Выбрать главу

Такой поворот событий ведет к преддверию главной проблемы, которую можно сформулировать так: имелись ли у нарративистского тезиса, который был усовершенствован до того, что стал ангинарративистским, какие-либо шансы заменить собой объяснительную модель? Ответим прямо: нет. Между нарративным объяснением и объяснением историческим по-прежнему существует лакуна; она-то и представляет собой само исследование. Именно из-за нее мы не можем считать историю одним из видов рода «story», как это делает Гэлли.

Однако признаки взаимного сближения между движением, влекущим объяснительную модель к повествованию, и движением повествовательных структур к историческому объяснению свидетельствуют о реальности проблемы, на которую нарративистский тезис дает слишком краткий ответ.

Решение проблемы связано с тем, что можно назвать методом возвратного вопрошания. Этот метод, используемый Гуссерлем в «Кризисе», относится к ведению генетической феноменологии (под генетическим здесь имеется в виду генезис не в психологическом плане, но генезис смысла). Вопросы, которые Гуссерль ставит по поводу галилеевской и ньютоновской науки, мы ставим применительно к историческим наукам. Мы, в свою очередь, задаемся вопросом о том, что я отныне буду называть интенциональностъю исторического познания, или сокращенно исторической интенционалъностъю. Под этим я понимаю смысл поэтической направленности, создающей историческое качество истории и предохраняющей ее от растворения в знаниях, которые историография воспринимает благодаря своему браку по расчету с экономикой, географией, демографией, этнологией, социологией ментальностей и идеологий.

Наше возможное преимущество перед Гуссерлем, исследовавшим «жизненный мир», к которому отсылает, по его мнению, галилеевская наука, состоит в том, что возвратное вопрошание, примененное к историографическому знанию, отсылает к уже структурированному культурному миру, а никак не к непосредственно жизненному. Оно отсылает к миру действия, уже конфигурированного повествовательной деятельностью, предшествующей с точки зрения смысла научной историографии.

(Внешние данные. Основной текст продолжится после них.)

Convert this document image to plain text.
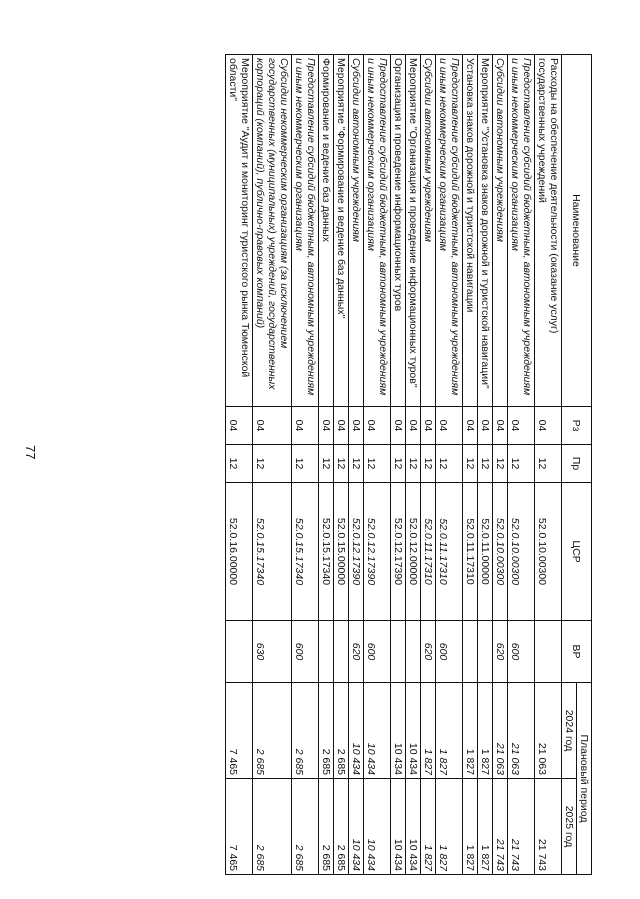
77
Наименование	Рз	Пр	ЦСР	ВР	Плановый период	
					2024 год	2025 год
Расходы на обеспечение деятельности (оказание услуг) государственных учреждений	04	12	52.0.10.00300		21 063	21 743
Предоставление субсидий бюджетным, автономным учреждениям и иным некоммерческим организациям	04	12	52.0.10.00300	600	21 063	21 743
Субсидии автономным учреждениям	04	12	52.0.10.00300	620	21 063	21 743
Мероприятие "Установка знаков дорожной и туристской навигации"	04	12	52.0.11.00000		1 827	1 827
Установка знаков дорожной и туристской навигации	04	12	52.0.11.17310		1 827	1 827
Предоставление субсидий бюджетным, автономным учреждениям и иным некоммерческим организациям	04	12	52.0.11.17310	600	1 827	1 827
Субсидии автономным учреждениям	04	12	52.0.11.17310	620	1 827	1 827
Мероприятие "Организация и проведение информационных туров"	04	12	52.0.12.00000		10 434	10 434
Организация и проведение информационных туров	04	12	52.0.12.17390		10 434	10 434
Предоставление субсидий бюджетным, автономным учреждениям и иным некоммерческим организациям	04	12	52.0.12.17390	600	10 434	10 434
Субсидии автономным учреждениям	04	12	52.0.12.17390	620	10 434	10 434
Мероприятие "Формирование и ведение баз данных"	04	12	52.0.15.00000		2 685	2 685
Формирование и ведение баз данных	04	12	52.0.15.17340		2 685	2 685
Предоставление субсидий бюджетным, автономным учреждениям и иным некоммерческим организациям	04	12	52.0.15.17340	600	2 685	2 685
Субсидии некоммерческим организациям (за исключением государственных (муниципальных) учреждений, государственных корпораций (компаний), публично-правовых компаний)	04	12	52.0.15.17340	630	2 685	2 685
Мероприятие "Аудит и мониторинг туристского рынка Тюменской области"	04	12	52.0.16.00000		7 465	7 465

Действительно, этой повествовательной деятельности уже присуща своя собственная диалектика, которая проводит ее через последовательные стадии мимесиса, начиная с префигураций, характеризующих сферу действия, через конфигурации, конституирующие построение интриги — в широком смысле аристотелевского mythos, — до рефигураций, обусловленных столкновением мира текста и жизненного мира.

Теперь моя рабочая гипотеза уточняется: я намереваюсь исследовать, какими косвенными путями парадокс исторического познания (к которому привели обе предшествующие главы) перемещает на высшую ступень сложности парадокс, конституирующий операцию нарративной конфигурации. Уже в силу своего срединного положения между верховьем и низовьем поэтического текста, нарративная операция являет взаимно противоположные черты, контраст которых усиливается историческим познанием: с одной стороны, эта операция рождается из разрыва, открывающего царство фабулы и кладущего начало расколу сферы реального действия, с другой — она отсылает к пониманию, имманентно присущему сфере действия, и к до нарративным структурам реального действия.

Итак, вопрос заключается в следующем: с помощью каких опосредований историческому познанию удается перенести в свою собственную область двойную структуру конфигурирующей операции рассказа? Или: в силу каких опосредованных дериваций тройной эпистемологический разрыв, превращающий историю в исследование, становится результатом разрыва, создаваемого конфигурирующей операцией на уровне мимесис-II, — и тем не менее по-прежнему косвенно ориентируется на сферу действия, сообразно собственным средствам интеллигибельности, символизации и донарративной организации на уровне мимесис-I?

Эта задача тем более сложна, что следствием, если не условием, завоевания историей научной автономии, по-видимому, является заранее согласованное забвение ее опосредованного выведения из деятельности нарративной конфигурации и возвращения, через все более и более отдаленные от повествовательной основы формы, к практическому полю и его донарративным возможностям. В силу этого мой замысел также сближается с гуссерлевским исследованием, предпринятым в «Кризисе»: галилеевская наука тоже настолько порвала свои связи с донаучным миром, что сделала почти невозможной реактивацию активных и пассивных синтезов, конституирующих «жизненный мир». Но у нашего исследования, быть может, есть и другое преимущество перед гуссерлевской генетической феноменологией, ориентированной главным образом — через феномен восприятия — на «структуру вещи»: это преимущество состоит в обнаружении внутри самого исторического познания ряда посредников для возвратного вопрошания. В этом плане забвение деривации никогда не бывает столь полным, чтобы нельзя было с определенной степенью верности и точности ее реконструировать.